Furthermore, the Trail of Trees exhibits 72 trees, including 50 tree species. Each tree is labeled with its family, botanical and common names, along with country of origin and planting date. Represented are the golden trumpet tree, the national tree of Brazil, as well as Chinese pistache, tulip tree, Prunus serrulata 'Kanzan', cockspur coral, American storax, shoestring acacia, and others.

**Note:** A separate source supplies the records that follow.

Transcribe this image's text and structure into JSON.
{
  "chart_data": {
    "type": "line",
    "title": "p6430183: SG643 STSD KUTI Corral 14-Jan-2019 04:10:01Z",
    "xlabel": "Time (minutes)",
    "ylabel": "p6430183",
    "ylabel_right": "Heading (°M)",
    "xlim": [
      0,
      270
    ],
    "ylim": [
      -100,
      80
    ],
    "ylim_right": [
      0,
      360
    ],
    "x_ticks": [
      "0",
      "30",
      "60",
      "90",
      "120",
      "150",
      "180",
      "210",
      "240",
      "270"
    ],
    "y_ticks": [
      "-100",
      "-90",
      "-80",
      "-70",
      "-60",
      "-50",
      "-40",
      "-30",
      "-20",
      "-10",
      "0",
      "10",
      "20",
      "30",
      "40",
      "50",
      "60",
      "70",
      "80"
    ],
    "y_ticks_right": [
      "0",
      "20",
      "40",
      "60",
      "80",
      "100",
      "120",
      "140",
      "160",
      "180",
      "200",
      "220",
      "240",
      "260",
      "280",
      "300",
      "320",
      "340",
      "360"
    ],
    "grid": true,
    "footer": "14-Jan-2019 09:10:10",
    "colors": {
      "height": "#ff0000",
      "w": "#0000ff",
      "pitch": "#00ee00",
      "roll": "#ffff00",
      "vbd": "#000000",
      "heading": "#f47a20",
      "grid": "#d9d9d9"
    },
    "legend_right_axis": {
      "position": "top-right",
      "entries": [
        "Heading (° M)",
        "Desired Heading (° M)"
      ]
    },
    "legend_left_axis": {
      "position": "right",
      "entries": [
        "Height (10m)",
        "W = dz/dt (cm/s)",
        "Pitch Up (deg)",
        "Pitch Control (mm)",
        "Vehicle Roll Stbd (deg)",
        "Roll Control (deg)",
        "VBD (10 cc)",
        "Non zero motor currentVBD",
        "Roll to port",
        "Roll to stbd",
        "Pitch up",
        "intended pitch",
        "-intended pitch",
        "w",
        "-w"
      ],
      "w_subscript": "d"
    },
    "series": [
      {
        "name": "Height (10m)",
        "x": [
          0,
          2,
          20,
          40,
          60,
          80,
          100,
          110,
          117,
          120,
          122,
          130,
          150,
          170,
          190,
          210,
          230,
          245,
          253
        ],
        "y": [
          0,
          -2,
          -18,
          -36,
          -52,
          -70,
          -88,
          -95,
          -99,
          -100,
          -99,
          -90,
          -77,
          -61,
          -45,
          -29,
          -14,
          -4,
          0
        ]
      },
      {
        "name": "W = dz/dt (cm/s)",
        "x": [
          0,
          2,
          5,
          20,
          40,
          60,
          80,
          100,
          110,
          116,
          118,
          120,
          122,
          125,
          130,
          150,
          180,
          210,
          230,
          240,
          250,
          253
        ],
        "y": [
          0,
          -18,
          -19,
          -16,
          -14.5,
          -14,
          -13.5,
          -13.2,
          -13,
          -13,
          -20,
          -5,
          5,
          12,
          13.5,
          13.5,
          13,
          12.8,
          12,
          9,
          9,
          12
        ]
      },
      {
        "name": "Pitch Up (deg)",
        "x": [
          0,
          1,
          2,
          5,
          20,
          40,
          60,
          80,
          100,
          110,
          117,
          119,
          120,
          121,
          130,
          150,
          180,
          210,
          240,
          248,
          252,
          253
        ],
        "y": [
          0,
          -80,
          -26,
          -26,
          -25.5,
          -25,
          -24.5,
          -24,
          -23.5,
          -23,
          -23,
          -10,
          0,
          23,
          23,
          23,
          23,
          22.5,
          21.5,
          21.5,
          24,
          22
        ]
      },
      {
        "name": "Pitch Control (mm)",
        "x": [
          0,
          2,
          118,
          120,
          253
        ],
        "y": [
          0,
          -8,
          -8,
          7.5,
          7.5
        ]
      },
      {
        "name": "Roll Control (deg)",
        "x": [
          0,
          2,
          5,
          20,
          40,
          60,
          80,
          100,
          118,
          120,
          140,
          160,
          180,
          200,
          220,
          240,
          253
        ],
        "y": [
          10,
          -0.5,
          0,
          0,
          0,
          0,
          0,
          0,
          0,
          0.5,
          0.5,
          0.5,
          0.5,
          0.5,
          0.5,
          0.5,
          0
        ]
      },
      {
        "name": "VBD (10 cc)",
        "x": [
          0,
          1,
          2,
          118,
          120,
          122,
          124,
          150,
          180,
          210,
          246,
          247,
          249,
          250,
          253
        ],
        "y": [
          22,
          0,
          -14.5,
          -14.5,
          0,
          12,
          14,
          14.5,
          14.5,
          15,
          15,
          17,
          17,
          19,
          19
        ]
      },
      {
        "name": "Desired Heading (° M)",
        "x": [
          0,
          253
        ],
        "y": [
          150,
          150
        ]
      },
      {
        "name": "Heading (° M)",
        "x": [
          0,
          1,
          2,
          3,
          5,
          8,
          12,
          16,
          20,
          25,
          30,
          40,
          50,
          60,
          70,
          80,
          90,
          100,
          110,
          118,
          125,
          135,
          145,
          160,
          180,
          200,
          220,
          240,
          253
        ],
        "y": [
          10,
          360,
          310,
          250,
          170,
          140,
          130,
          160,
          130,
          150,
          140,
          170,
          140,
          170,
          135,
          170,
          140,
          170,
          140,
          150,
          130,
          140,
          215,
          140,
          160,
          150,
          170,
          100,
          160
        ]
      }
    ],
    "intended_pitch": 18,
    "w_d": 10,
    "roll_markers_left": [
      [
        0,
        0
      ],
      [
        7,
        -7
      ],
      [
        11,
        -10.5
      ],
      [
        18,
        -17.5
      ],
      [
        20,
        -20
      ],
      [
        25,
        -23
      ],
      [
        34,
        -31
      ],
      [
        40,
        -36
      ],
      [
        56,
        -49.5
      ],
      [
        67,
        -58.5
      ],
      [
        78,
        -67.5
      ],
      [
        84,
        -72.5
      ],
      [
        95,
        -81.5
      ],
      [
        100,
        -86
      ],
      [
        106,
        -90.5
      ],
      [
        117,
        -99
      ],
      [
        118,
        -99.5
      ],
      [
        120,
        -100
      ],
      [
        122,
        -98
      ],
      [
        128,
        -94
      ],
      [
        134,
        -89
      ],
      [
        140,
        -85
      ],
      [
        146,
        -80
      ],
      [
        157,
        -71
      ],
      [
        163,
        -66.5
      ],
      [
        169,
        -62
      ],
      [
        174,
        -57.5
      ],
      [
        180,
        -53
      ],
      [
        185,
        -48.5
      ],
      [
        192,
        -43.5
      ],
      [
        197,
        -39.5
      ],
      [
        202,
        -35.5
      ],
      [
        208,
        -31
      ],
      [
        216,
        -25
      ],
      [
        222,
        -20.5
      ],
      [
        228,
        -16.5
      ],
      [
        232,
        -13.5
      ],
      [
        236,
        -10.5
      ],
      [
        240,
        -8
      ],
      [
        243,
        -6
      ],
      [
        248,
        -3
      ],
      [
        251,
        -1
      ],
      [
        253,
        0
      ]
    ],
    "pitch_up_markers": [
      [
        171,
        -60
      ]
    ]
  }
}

Garden trails are found throughout the gardens. Little Loop Trail leads above the creek through chaparral and around a meadow. The longer, 1 mi Nature Trail follows the creek and descends into a shady, oak-canopied canyon just below the hill with the botanical gardens. After 1/4 mi, steep wooden steps bring the path down into the canyon. After exploring the creek-bed for 1/2 mi, the trail climbs out of the ravine and returns to the main garden area.